12.03.2015

Erneut zur Keupstraße, und zur ideologischen Entwicklung von Uwe Mundlos

Heute sagte ein weiterer Geschädigter der Nagelbombe von 09.06.2004 in der Kölner Keupstraße aus. Er arbeitete in dem Friseursalon, vor dem das Fahrrad mit der Bombe abgestellt wurde, und erlitt durch die Explosion diverse Wunden am Kopf, am Arm und am Bein sowie eine Schädigung des Gehörs – schwerere Verletzungen blieben ihm erspart, weil jemand zwischen ihm und der Bombe stand. Er leidet bis heute an psychischen Folgen, wird immer wieder an die Bombenexplosion erinnert, wenn z.B. eine Tür laut zuknallt. Auch er machte deutlich, dass er von den deutschen Behörden keinerlei Unterstützung erhielt, um mit den Folgen des Attentates zurechtzukommen.

Es folgte ein Zeuge, der mit Uwe Mundlos zur Schule ging, mit ihm gut befreundet war und Mundlos‘ Entwicklung hin zum offenen Nazi miterlebte: Der hörte statt früher Udo Lindenberg nun die „Böhsen Onkelz“ und anderen Rechtsrock, etwa den „Kanakensong“ (Textauszug: „Steckt sie in den Kerker oder steckt sie ins KZ, von mir aus in die Wüste, aber schickt sie endlich weg. Tötet ihre Kinder, schändet ihre Frauen, vernichtet ihre Rasse und lehrt sie so das Grauen“), kleidete sich szenetypisch mit Bomberjacke und Springerstiefeln, später in Kleidung, die den Zeugen an eine SS-Uniform erinnerte. Ab der 7./8. Klasse begann er, sich offen positiv auf das 3. Reich zu beziehen. In seinem Zimmer spielte er der Clique vor Reichskriegsfahnen Aufnahmen von Hitler- und Goebbels-Reden vor.

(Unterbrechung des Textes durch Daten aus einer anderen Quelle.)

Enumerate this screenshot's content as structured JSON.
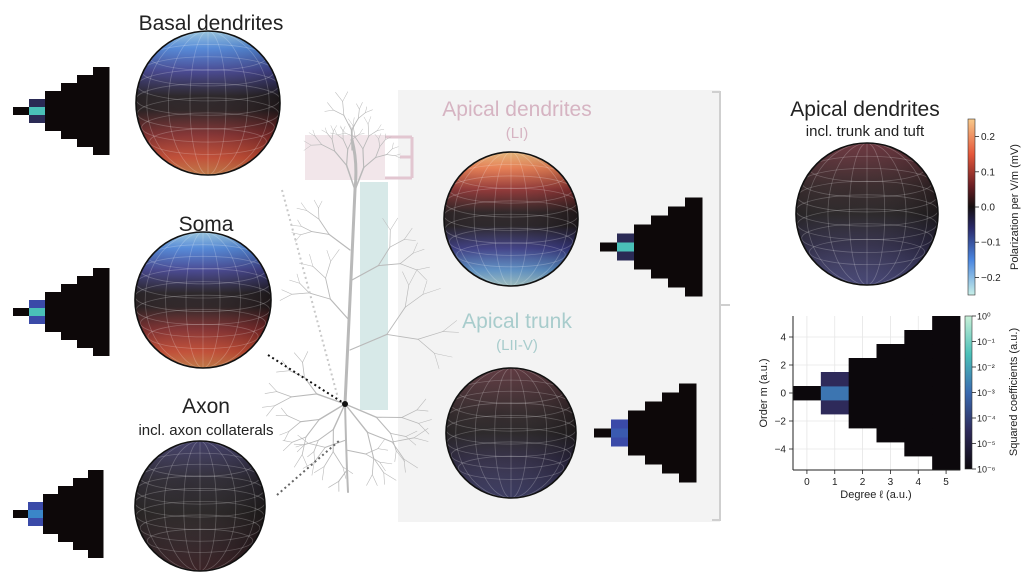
{
  "panels": {
    "basal": {
      "title": "Basal dendrites"
    },
    "soma": {
      "title": "Soma"
    },
    "axon": {
      "title": "Axon",
      "subtitle": "incl. axon collaterals"
    },
    "apical_li": {
      "title": "Apical dendrites",
      "subtitle": "(LI)"
    },
    "apical_trunk": {
      "title": "Apical trunk",
      "subtitle": "(LII-V)"
    },
    "apical_all": {
      "title": "Apical dendrites",
      "subtitle": "incl. trunk and tuft"
    }
  },
  "polarization_colorbar": {
    "label": "Polarization per V/m (mV)",
    "ticks": [
      "0.2",
      "0.1",
      "0.0",
      "−0.1",
      "−0.2"
    ],
    "range": [
      -0.25,
      0.25
    ]
  },
  "coefficients_colorbar": {
    "label": "Squared coefficients (a.u.)",
    "ticks": [
      "10⁰",
      "10⁻¹",
      "10⁻²",
      "10⁻³",
      "10⁻⁴",
      "10⁻⁵",
      "10⁻⁶"
    ]
  },
  "chart_data": {
    "type": "heatmap",
    "xlabel": "Degree ℓ (a.u.)",
    "ylabel": "Order m (a.u.)",
    "xticks": [
      "0",
      "1",
      "2",
      "3",
      "4",
      "5"
    ],
    "yticks": [
      "4",
      "2",
      "0",
      "−2",
      "−4"
    ],
    "xlim": [
      -0.5,
      5.5
    ],
    "ylim": [
      -5.5,
      5.5
    ],
    "color_scale": "log",
    "cells_log10": [
      {
        "l": 0,
        "m": 0,
        "v": -6
      },
      {
        "l": 1,
        "m": 1,
        "v": -4.5
      },
      {
        "l": 1,
        "m": 0,
        "v": -2.8
      },
      {
        "l": 1,
        "m": -1,
        "v": -4.5
      }
    ],
    "background_log10": -6
  },
  "colors": {
    "positive": "#f07a4a",
    "negative": "#6aa8e8",
    "apical_li_accent": "#d9b8c4",
    "apical_trunk_accent": "#a8cccc",
    "neuron": "#bdbdbd"
  }
}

Der Zeuge beschrieb Mundlos bereits als Jugendlicher als agitatorisch, in seinen Ansichten „fast unverrückbar“, kalt und erbarmungslos, ohne jedes Mitleid. Etwa in der 10. Klasse, so der Zeuge, erinnere er sich an ein von Mundlos programmiertes Computerspiel, in dem der Spieler Juden „abschießen“ sollte.

Beate Zschäpe erlebte der Zeuge am Ende der Freundschaft über die gemeinsame Jugendclique, nahm sie aber weniger in politischer Hinsicht, sondern eher allgemein als „primitiv“ wahr. Sie habe viel geklaut, vietnamesischen Zigarettenverkäufern die Zigaretten abgenommen. Mitglieder der Clique hätten auch „Jagd auf ‚Linke‘ gemacht“.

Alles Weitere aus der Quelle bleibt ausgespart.